Scenario-Based Questions
27 Your container keeps crashing. How do you debug?
1. Check `docker ps -a` for exit status. 2. View logs: `docker logs container`. 3. Inspect exit code: `docker inspect --format='{{.State.ExitCode}}' container`. 4. Run interactively: `docker run -it image sh` then manually run the command. 5. Check resource limits, volume permissions, and environment variables.
28 How would you reduce a 1.5GB Docker image to under 200MB?
1. Use Alpine base image (5MB vs 70MB). 2. Multi-stage builds (separate build tools from runtime). 3. Combine RUN commands and clean up temporary files. 4. Remove unnecessary packages. 5. Use `--squash` (experimental). 6. Use distroless images for final stage.
29 How do you handle database migrations in a containerized environment?
Run migrations as a separate one-off container before app deployment: `docker run --rm --network app-net myapp npm run migrate`. Use init containers in Kubernetes, or run as a job in Swarm. Ensure migrations are idempotent and backward-compatible.
30 Your container runs out of disk space. What do you check?
1. Logs: check `docker logs` size, configure log rotation. 2. Volumes: `docker system df -v` to find large volumes. 3. Build cache: `docker builder prune`. 4. Docker directory: `du -sh /var/lib/docker`. 5. Run `docker system prune -a` to clean up unused resources.
Advanced Topics
31 What is the difference between Docker Swarm and Kubernetes?
Swarm is simpler, integrated with Docker, great for smaller workloads. Kubernetes is more powerful, has auto-scaling, service mesh, extensive ecosystem, and steeper learning curve. Choose Swarm for simplicity, K8s for enterprise-scale features.
32 What is BuildKit and why use it?
BuildKit is Docker's next-generation build engine. Benefits: parallel build stages, better cache management, secret handling, SSH forwarding, and skipping unused stages. Enable with `DOCKER_BUILDKIT=1`.
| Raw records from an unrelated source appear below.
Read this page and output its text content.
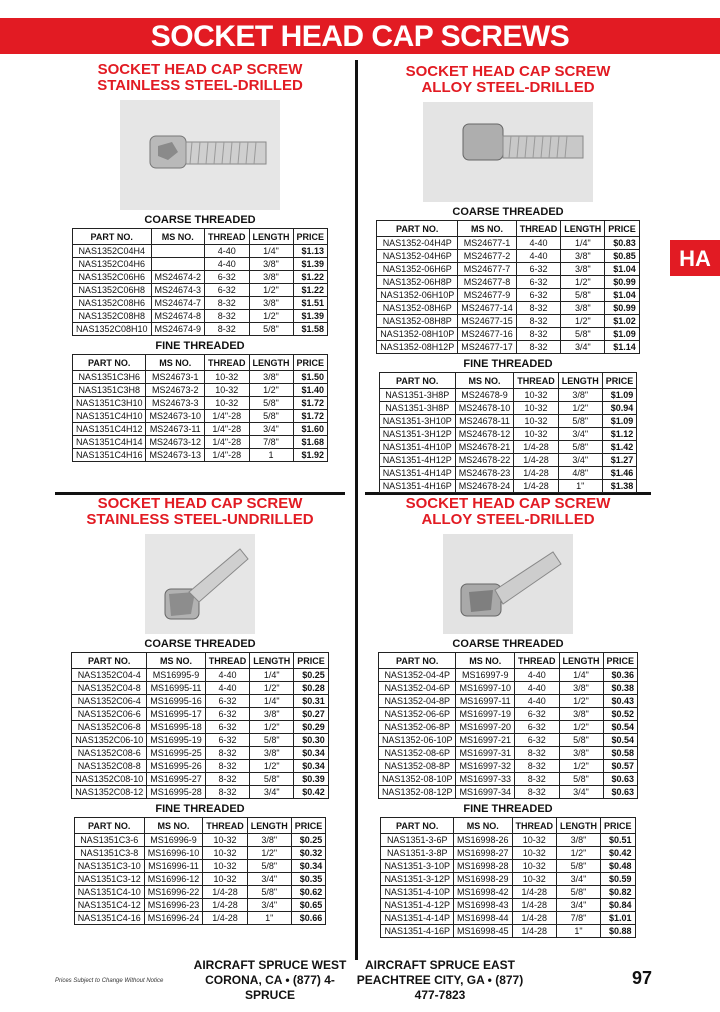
SOCKET HEAD CAP SCREWS
HA
SOCKET HEAD CAP SCREW
STAINLESS STEEL-DRILLED
COARSE THREADED
PART NO.	MS NO.	THREAD	LENGTH	PRICE
NAS1352C04H4		4-40	1/4"	$1.13
NAS1352C04H6		4-40	3/8"	$1.39
NAS1352C06H6	MS24674-2	6-32	3/8"	$1.22
NAS1352C06H8	MS24674-3	6-32	1/2"	$1.22
NAS1352C08H6	MS24674-7	8-32	3/8"	$1.51
NAS1352C08H8	MS24674-8	8-32	1/2"	$1.39
NAS1352C08H10	MS24674-9	8-32	5/8"	$1.58
FINE THREADED
PART NO.	MS NO.	THREAD	LENGTH	PRICE
NAS1351C3H6	MS24673-1	10-32	3/8"	$1.50
NAS1351C3H8	MS24673-2	10-32	1/2"	$1.40
NAS1351C3H10	MS24673-3	10-32	5/8"	$1.72
NAS1351C4H10	MS24673-10	1/4"-28	5/8"	$1.72
NAS1351C4H12	MS24673-11	1/4"-28	3/4"	$1.60
NAS1351C4H14	MS24673-12	1/4"-28	7/8"	$1.68
NAS1351C4H16	MS24673-13	1/4"-28	1	$1.92
SOCKET HEAD CAP SCREW
ALLOY STEEL-DRILLED
COARSE THREADED
PART NO.	MS NO.	THREAD	LENGTH	PRICE
NAS1352-04H4P	MS24677-1	4-40	1/4"	$0.83
NAS1352-04H6P	MS24677-2	4-40	3/8"	$0.85
NAS1352-06H6P	MS24677-7	6-32	3/8"	$1.04
NAS1352-06H8P	MS24677-8	6-32	1/2"	$0.99
NAS1352-06H10P	MS24677-9	6-32	5/8"	$1.04
NAS1352-08H6P	MS24677-14	8-32	3/8"	$0.99
NAS1352-08H8P	MS24677-15	8-32	1/2"	$1.02
NAS1352-08H10P	MS24677-16	8-32	5/8"	$1.09
NAS1352-08H12P	MS24677-17	8-32	3/4"	$1.14
FINE THREADED
PART NO.	MS NO.	THREAD	LENGTH	PRICE
NAS1351-3H8P	MS24678-9	10-32	3/8"	$1.09
NAS1351-3H8P	MS24678-10	10-32	1/2"	$0.94
NAS1351-3H10P	MS24678-11	10-32	5/8"	$1.09
NAS1351-3H12P	MS24678-12	10-32	3/4"	$1.12
NAS1351-4H10P	MS24678-21	1/4-28	5/8"	$1.42
NAS1351-4H12P	MS24678-22	1/4-28	3/4"	$1.27
NAS1351-4H14P	MS24678-23	1/4-28	4/8"	$1.46
NAS1351-4H16P	MS24678-24	1/4-28	1"	$1.38
SOCKET HEAD CAP SCREW
STAINLESS STEEL-UNDRILLED
COARSE THREADED
PART NO.	MS NO.	THREAD	LENGTH	PRICE
NAS1352C04-4	MS16995-9	4-40	1/4"	$0.25
NAS1352C04-8	MS16995-11	4-40	1/2"	$0.28
NAS1352C06-4	MS16995-16	6-32	1/4"	$0.31
NAS1352C06-6	MS16995-17	6-32	3/8"	$0.27
NAS1352C06-8	MS16995-18	6-32	1/2"	$0.29
NAS1352C06-10	MS16995-19	6-32	5/8"	$0.30
NAS1352C08-6	MS16995-25	8-32	3/8"	$0.34
NAS1352C08-8	MS16995-26	8-32	1/2"	$0.34
NAS1352C08-10	MS16995-27	8-32	5/8"	$0.39
NAS1352C08-12	MS16995-28	8-32	3/4"	$0.42
FINE THREADED
PART NO.	MS NO.	THREAD	LENGTH	PRICE
NAS1351C3-6	MS16996-9	10-32	3/8"	$0.25
NAS1351C3-8	MS16996-10	10-32	1/2"	$0.32
NAS1351C3-10	MS16996-11	10-32	5/8"	$0.34
NAS1351C3-12	MS16996-12	10-32	3/4"	$0.35
NAS1351C4-10	MS16996-22	1/4-28	5/8"	$0.62
NAS1351C4-12	MS16996-23	1/4-28	3/4"	$0.65
NAS1351C4-16	MS16996-24	1/4-28	1"	$0.66
SOCKET HEAD CAP SCREW
ALLOY STEEL-DRILLED
COARSE THREADED
PART NO.	MS NO.	THREAD	LENGTH	PRICE
NAS1352-04-4P	MS16997-9	4-40	1/4"	$0.36
NAS1352-04-6P	MS16997-10	4-40	3/8"	$0.38
NAS1352-04-8P	MS16997-11	4-40	1/2"	$0.43
NAS1352-06-6P	MS16997-19	6-32	3/8"	$0.52
NAS1352-06-8P	MS16997-20	6-32	1/2"	$0.54
NAS1352-06-10P	MS16997-21	6-32	5/8"	$0.54
NAS1352-08-6P	MS16997-31	8-32	3/8"	$0.58
NAS1352-08-8P	MS16997-32	8-32	1/2"	$0.57
NAS1352-08-10P	MS16997-33	8-32	5/8"	$0.63
NAS1352-08-12P	MS16997-34	8-32	3/4"	$0.63
FINE THREADED
PART NO.	MS NO.	THREAD	LENGTH	PRICE
NAS1351-3-6P	MS16998-26	10-32	3/8"	$0.51
NAS1351-3-8P	MS16998-27	10-32	1/2"	$0.42
NAS1351-3-10P	MS16998-28	10-32	5/8"	$0.48
NAS1351-3-12P	MS16998-29	10-32	3/4"	$0.59
NAS1351-4-10P	MS16998-42	1/4-28	5/8"	$0.82
NAS1351-4-12P	MS16998-43	1/4-28	3/4"	$0.84
NAS1351-4-14P	MS16998-44	1/4-28	7/8"	$1.01
NAS1351-4-16P	MS16998-45	1/4-28	1"	$0.88
AIRCRAFT SPRUCE WEST
CORONA, CA • (877) 4-SPRUCE
AIRCRAFT SPRUCE EAST
PEACHTREE CITY, GA • (877) 477-7823
Prices Subject to Change Without Notice	97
33 What are rootless containers?
Rootless containers run the Docker daemon and containers without root privileges, reducing the impact of container escapes. Available in Docker Engine 19.03+ with rootless mode.
Interview Tips for Docker
Focus on practical experience and real-world scenarios.
- Demonstrate with commands - Show you know the actual Docker commands, not just concepts.
- Share real experiences - Describe actual problems you solved with Docker.
- Understand the "why" - Explain trade-offs (e.g., volumes vs bind mounts, Swarm vs K8s).
- Security matters - Discuss non-root users, secrets, and image scanning.
- Performance optimization - Talk about multi-stage builds, Alpine images, and resource limits.
Practice explaining these concepts out loud. Many interview mistakes happen from lack of articulation, not knowledge.
Master these Docker interview questions to demonstrate your expertise in containerization and DevOps practices. Practice explaining concepts clearly and confidently.